If you’re in the trucking business and have freight invoices to factor in, chances are you’ve heard of freight factoring. The factoring companies are an asset to the freight industry. Factoring is a service that allows truckers to have cash flow and focus on business operations instead of worrying about their invoices and waiting for customer payments.
Factoring does not require upfront costs or credit checks like traditional financing methods. You can increase your cash flow by purchasing your freight invoices and collecting outstanding invoices. We will help you understand what factoring is and how it works by providing definitions of the term, how to research companies that may be a good fit for you, and an overview of your legal rights.
1. What is Freight Factoring?
To understand, it’s essential to understand what the term implies. It is a type of business financing where the trucking company or owner sells their invoices to an outside company in exchange for cash.
This means that the trucking company has its invoice sold for dollars or some other currency to use as much of your invoice as possible by paying out less than the actual value of your invoice. In turn, the factoring company then returns the trucking company with that billing amount.
2. How Does Factoring Function?
The factoring companies work with both trucking companies and consumer manufacturers to collect their outstanding invoices and pay out the cash to the trucking companies. They buy your invoices by paying slightly more than each invoice is worth, and all of these transactions are tracked on a central database.

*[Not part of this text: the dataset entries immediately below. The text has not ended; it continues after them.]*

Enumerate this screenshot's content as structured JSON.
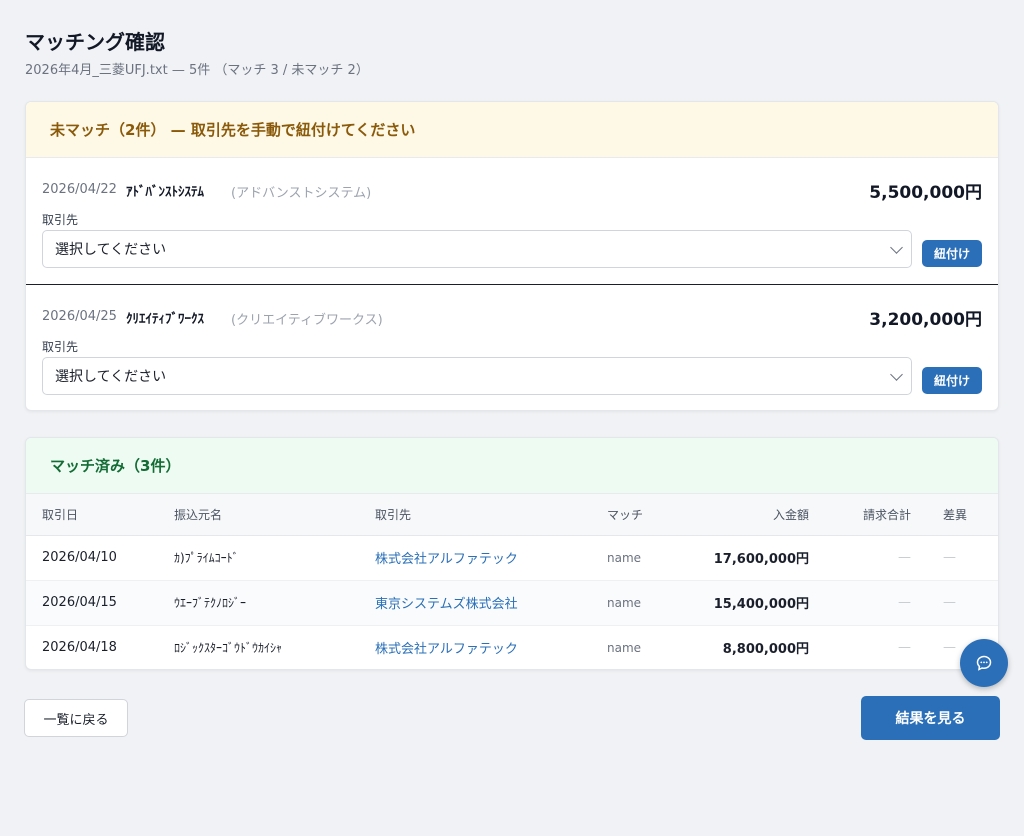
{
  "header": {
    "title": "マッチング確認",
    "subtitle": "2026年4月_三菱UFJ.txt — 5件 （マッチ 3 / 未マッチ 2）"
  },
  "unmatched": {
    "heading": "未マッチ（2件） — 取引先を手動で紐付けてください",
    "rows": [
      {
        "date": "2026/04/22",
        "name": "ｱﾄﾞﾊﾞﾝｽﾄｼｽﾃﾑ",
        "kana": "(アドバンストシステム)",
        "amount": "5,500,000円",
        "label": "取引先",
        "select_value": "選択してください",
        "button": "紐付け"
      },
      {
        "date": "2026/04/25",
        "name": "ｸﾘｴｲﾃｨﾌﾞﾜｰｸｽ",
        "kana": "(クリエイティブワークス)",
        "amount": "3,200,000円",
        "label": "取引先",
        "select_value": "選択してください",
        "button": "紐付け"
      }
    ]
  },
  "matched": {
    "heading": "マッチ済み（3件）",
    "columns": [
      "取引日",
      "振込元名",
      "取引先",
      "マッチ",
      "入金額",
      "請求合計",
      "差異"
    ],
    "rows": [
      {
        "date": "2026/04/10",
        "payer": "ｶ)ﾌﾟﾗｲﾑｺｰﾄﾞ",
        "client": "株式会社アルファテック",
        "match": "name",
        "amount": "17,600,000円",
        "invoice": "—",
        "diff": "—"
      },
      {
        "date": "2026/04/15",
        "payer": "ｳｴｰﾌﾞﾃｸﾉﾛｼﾞｰ",
        "client": "東京システムズ株式会社",
        "match": "name",
        "amount": "15,400,000円",
        "invoice": "—",
        "diff": "—"
      },
      {
        "date": "2026/04/18",
        "payer": "ﾛｼﾞｯｸｽﾀｰｺﾞｳﾄﾞｳｶｲｼｬ",
        "client": "株式会社アルファテック",
        "match": "name",
        "amount": "8,800,000円",
        "invoice": "—",
        "diff": "—"
      }
    ]
  },
  "footer": {
    "back_label": "一覧に戻る",
    "result_label": "結果を見る"
  },
  "icons": {
    "chat": "chat-bubble-icon",
    "dropdown": "chevron-down-icon"
  },
  "colors": {
    "primary": "#2a6fb8",
    "unmatched_bg": "#fef9e7",
    "unmatched_text": "#8a5a0a",
    "matched_bg": "#edfbf2",
    "matched_text": "#146c35"
  }
}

The trucker’s invoices are sent to a factoring company working with banks, brokerages, or other financial firms. The trucking company notifies its factoring company of the amount of money it owes for freight invoices. The trucking company receives cash as soon as possible to pay off the invoices.
3. Freight Factoring Pros and Cons
Factoring is a service that provides many advantages to trucking companies. The factoring companies offer the truckers cash immediately, so the trucker doesn’t have to wait for payment from their customers. The factoring company also ensures that the truckers will make money by getting extra paid on their invoices above and beyond what they are worth when it’s sold.

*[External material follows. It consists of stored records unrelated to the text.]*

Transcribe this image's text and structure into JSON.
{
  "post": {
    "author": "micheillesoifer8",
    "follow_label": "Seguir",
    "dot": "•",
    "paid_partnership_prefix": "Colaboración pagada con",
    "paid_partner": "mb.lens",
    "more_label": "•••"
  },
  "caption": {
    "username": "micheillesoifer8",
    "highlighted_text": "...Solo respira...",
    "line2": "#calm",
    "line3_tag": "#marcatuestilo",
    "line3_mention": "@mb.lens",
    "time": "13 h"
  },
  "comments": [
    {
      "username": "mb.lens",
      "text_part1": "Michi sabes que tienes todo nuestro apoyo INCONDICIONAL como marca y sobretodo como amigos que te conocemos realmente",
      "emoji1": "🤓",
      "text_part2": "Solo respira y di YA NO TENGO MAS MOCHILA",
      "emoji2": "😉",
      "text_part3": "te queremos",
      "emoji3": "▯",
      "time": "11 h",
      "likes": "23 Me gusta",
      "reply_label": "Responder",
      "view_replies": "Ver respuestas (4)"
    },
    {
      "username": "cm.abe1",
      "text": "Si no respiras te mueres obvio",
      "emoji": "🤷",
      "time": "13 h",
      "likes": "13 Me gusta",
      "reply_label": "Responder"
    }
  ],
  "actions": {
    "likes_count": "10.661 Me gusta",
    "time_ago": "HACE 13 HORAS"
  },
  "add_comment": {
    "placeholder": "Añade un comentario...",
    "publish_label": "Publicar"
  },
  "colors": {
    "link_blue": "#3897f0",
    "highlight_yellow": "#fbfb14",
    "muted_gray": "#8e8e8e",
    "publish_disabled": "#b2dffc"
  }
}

However, the factoring companies usually only buy invoices once they become overdue or have a balance not being paid. The invoices must also be payable within 90 days or less of being sold. In addition, you’re responsible for any late fees that the invoice may incur on top of the factoring company’s buying price.
Factoring is a great way to manage your business’s finances by increasing your cash flow and reducing the time you wait for your client’s payments. Factoring companies can be a beneficial resource to small trucking companies because they provide the service at no cost, and you’re not required to deal with any credit checks.